The doctors say you have to go away To a place where there is no more pain But before I can begin to let you go There are some things that mommy has to know Like, who’s going to rock you in heaven
Who is going to rock you in heaven Who is going to hold your little hand When bad dreams come, and you are scared at night Who’ll be there to love and understand And who will rock you in heaven
A big boy now, three years old, and so wise But sometimes late at night we compromise Just you and me in the dark, nobody stares When we get out that big old rocking chair But who will rock you in heaven
Who is going to rock you in heaven Who is going to catch you when you fall When you are sick and hurting and alone Who’ll be there to answer when you call And who will rock you in heaven
The angels spoke to me in my dreams They said, this is not as painful as it seems For we will not let him walk all alone When it is time for him to come home The angels will rock him in heaven
The angels will rock him in heaven And we will hold his little hand No bad dreams, no sickness, and no pain There is no cancer in our land And we will rock him in heaven
The angels are going to rock my little boy In Heaven.
John W. Penwell
January 23, 1943 – September 03, 1998
My brother, John Wesley Penwell, or better known as “Jack” by his family and friends, was always special I thought. He was always on the go even when he was a toddler, he would take off and visit the neighbors. When we three children got to a certain age music lessons were given. Jack excelled in violin and piano and had a good voice. He always wanted to go to college and was determined. So, by various jobs from working at Cedar Point to playing for churches he did go to college. I proudly watched him graduate from Ohio State University.
A few years later he married Jane Ann Williams and we all became one family. He was so proud when his son, Jonathon, was born. He was a joy to all of the family. The time flew by and we all got to see Jonathon graduate from college and marry. Jack never got to see his grandson or baby-sit him. His dream was to sail the South Seas in a Scooner with the sails flying in the wind. We never knew how many people he helped until his funeral. We often heard, “he was my mentor” and “he changed my life” and “it was a pleasure just to know him.” Hearing these kind words made us feel so proud of him! Those who love him still miss him every day, but we will never forget.

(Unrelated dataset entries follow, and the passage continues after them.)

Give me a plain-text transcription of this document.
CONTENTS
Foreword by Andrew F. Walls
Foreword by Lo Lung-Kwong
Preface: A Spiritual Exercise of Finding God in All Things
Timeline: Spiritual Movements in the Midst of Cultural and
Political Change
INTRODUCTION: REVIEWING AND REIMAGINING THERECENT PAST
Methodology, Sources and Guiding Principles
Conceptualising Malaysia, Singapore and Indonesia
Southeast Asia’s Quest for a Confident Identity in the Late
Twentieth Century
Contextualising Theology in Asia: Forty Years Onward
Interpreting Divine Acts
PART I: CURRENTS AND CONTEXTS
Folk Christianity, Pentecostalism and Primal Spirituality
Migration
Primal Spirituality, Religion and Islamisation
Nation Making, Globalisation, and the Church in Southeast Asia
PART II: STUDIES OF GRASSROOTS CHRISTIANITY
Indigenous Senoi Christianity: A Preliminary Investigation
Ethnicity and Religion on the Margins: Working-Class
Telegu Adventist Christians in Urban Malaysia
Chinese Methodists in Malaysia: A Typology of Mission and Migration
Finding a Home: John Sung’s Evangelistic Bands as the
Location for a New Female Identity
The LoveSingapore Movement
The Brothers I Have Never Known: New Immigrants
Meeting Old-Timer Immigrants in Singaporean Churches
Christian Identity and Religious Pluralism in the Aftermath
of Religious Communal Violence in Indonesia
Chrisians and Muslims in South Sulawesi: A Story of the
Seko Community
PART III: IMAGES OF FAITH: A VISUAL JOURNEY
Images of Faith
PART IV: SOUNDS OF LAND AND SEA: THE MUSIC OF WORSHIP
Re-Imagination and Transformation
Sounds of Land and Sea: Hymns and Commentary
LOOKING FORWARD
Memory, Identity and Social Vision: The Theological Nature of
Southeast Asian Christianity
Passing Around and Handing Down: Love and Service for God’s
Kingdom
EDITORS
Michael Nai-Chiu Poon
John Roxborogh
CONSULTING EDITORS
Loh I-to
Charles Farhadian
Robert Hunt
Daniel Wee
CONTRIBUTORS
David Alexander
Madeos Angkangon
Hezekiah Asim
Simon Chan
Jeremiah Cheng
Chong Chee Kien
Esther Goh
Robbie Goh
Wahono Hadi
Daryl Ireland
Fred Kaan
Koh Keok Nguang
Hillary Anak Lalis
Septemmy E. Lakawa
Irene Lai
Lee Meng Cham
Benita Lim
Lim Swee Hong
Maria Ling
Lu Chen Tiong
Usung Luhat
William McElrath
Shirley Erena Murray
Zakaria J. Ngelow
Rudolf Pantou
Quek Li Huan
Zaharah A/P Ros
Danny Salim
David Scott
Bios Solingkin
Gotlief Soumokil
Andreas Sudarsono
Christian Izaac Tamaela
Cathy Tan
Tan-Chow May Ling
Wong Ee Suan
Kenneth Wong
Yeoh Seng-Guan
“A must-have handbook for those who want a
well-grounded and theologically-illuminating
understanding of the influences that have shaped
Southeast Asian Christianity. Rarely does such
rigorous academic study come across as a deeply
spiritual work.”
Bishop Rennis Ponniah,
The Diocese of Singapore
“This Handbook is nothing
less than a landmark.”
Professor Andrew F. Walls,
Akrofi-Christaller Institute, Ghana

Lou Edwards is an exceptional person.
We say “is” not was because he is still with us. Somewhere his eyes are still seeing. We only hope that they are seeing life as Lou saw it. Every hour of every day was an adventure for Lou. He loved life and he grasped it firmly and with his entire being. Lou could feed, wash, and cuddle a newborn baby. He could go nose-to-nose and eye-to-eye with a room full of Teamsters. He had the power and the strength to successfully complete whatever task he was given. And, regardless of the task he completed it with a grin on his face. Lou had the ability to put people at ease and to make them smile. He loved his family, his wife, his daughters, and his grandchildren first and foremost. He loved his church, his friends, his golf buddies, the family pets, and even his professional opponents. He had so much love to give and he gave it unconditionally. To see life through Lou’s eyes is to see only the best of every person and situation.
“Think of him as living in the hearts of those he touched, for nothing loved is ever lost. And he was loved so much.”